Piotr Rybka zwraca również uwagę na przyszłość brzeźnickiej placówki w kolejnych latach. Mówi, że aby mogła funkcjonować, muszą być do niej wysyłane dzieci. – Jeżeli mieszkańcy obwodu (brzeźnickiego – składającego się z sołectw Brzeźnica i Ligota Książęca – przyp. red.), będą wysyłali dzieci do tej szkoły, to wtedy jest szansa, żeby te klasy 1–3 mogły istnieć. Jeżeli jednak te klasy będą liczyły po 1–2 dzieci, to niestety w tym momencie nie widzę świetlanej przyszłości.

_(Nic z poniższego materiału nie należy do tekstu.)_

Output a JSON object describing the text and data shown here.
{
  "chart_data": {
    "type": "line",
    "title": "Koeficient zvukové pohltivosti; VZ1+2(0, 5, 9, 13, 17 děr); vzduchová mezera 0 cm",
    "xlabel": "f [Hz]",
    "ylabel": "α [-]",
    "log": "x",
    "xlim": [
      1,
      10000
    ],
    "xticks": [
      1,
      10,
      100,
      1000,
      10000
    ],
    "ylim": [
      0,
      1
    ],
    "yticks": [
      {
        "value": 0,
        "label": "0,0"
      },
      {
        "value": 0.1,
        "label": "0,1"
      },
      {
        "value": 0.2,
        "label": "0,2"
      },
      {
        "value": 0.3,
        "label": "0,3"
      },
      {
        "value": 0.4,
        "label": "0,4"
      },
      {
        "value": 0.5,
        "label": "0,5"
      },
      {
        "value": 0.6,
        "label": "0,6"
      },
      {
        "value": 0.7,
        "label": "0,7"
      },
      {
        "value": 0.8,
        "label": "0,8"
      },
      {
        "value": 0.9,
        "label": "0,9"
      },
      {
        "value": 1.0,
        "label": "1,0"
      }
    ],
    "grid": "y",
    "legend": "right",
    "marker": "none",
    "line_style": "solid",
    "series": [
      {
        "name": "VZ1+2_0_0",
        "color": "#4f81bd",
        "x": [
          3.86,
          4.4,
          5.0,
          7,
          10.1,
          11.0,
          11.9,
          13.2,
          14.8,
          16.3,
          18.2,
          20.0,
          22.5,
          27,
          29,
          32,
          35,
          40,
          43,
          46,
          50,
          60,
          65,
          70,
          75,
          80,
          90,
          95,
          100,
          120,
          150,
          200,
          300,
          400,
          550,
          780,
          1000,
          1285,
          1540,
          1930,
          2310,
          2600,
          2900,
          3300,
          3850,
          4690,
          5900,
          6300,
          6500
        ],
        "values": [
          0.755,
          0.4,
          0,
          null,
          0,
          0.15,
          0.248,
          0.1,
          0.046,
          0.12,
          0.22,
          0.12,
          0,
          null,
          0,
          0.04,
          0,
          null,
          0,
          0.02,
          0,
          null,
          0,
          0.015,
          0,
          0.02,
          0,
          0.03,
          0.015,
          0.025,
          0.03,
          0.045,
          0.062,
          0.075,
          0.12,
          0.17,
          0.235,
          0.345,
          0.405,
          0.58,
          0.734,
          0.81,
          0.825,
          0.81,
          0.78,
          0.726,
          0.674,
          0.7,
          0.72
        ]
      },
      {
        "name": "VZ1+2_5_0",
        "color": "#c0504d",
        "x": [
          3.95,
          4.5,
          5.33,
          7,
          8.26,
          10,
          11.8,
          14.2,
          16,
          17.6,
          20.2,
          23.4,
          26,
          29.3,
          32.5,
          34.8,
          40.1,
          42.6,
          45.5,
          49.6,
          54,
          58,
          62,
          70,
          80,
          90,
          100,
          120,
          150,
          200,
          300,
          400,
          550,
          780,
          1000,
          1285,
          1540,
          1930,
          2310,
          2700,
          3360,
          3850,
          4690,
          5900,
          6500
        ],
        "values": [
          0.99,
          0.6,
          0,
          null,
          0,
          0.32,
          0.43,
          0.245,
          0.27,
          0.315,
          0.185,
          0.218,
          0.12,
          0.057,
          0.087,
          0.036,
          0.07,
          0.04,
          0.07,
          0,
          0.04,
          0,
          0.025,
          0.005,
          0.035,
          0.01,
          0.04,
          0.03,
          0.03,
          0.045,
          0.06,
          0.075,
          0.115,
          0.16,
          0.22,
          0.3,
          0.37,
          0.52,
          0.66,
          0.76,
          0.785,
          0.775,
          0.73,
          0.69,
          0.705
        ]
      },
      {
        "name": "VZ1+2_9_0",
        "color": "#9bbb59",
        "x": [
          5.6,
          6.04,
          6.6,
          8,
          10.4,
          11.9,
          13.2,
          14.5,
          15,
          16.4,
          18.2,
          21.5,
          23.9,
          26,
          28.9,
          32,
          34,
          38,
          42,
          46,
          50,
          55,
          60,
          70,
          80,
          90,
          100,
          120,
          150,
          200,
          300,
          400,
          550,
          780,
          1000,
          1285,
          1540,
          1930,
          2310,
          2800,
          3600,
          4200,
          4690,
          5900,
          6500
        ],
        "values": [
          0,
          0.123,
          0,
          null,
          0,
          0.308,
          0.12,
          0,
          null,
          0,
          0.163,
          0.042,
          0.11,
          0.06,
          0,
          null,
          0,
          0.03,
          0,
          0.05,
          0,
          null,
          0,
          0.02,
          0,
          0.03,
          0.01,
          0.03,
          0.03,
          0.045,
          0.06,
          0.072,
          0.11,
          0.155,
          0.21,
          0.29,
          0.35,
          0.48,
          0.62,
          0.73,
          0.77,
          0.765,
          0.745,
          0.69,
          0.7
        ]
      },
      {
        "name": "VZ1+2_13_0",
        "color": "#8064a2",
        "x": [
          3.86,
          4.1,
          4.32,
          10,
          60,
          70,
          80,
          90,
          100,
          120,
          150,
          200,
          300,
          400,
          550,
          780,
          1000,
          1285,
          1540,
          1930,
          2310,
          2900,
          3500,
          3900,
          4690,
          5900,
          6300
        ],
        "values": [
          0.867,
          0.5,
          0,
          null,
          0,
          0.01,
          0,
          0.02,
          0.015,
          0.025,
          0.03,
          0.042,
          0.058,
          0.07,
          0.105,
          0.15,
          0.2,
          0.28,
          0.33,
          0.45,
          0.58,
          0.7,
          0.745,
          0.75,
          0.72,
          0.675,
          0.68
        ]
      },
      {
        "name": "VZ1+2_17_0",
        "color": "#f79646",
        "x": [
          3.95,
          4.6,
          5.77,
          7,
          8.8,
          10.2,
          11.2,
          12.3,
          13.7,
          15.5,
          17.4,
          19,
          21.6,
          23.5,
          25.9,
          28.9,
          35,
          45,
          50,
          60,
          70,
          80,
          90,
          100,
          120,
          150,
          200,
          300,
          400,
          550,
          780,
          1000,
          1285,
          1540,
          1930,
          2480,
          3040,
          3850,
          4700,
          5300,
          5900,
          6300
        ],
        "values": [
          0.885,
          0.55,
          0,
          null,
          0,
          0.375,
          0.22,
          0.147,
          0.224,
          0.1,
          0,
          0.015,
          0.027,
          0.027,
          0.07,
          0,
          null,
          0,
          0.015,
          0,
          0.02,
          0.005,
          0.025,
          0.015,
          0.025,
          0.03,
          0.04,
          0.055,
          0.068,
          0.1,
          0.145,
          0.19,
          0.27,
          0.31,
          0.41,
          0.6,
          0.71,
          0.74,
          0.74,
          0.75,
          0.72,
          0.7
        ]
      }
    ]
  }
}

Musimy sobie powiedzieć prawdę, jeżeli w danym roku mamy w tym obwodzie osiem urodzeń, a troje z tych dzieci jest wysyłanych do tej szkoły, to jest to dla nas sygnał. Teraz pozostaje wszystko w rękach rodziców – powiedział w rozmowie z nami Piotr Rybka, wójt gminy Rudnik.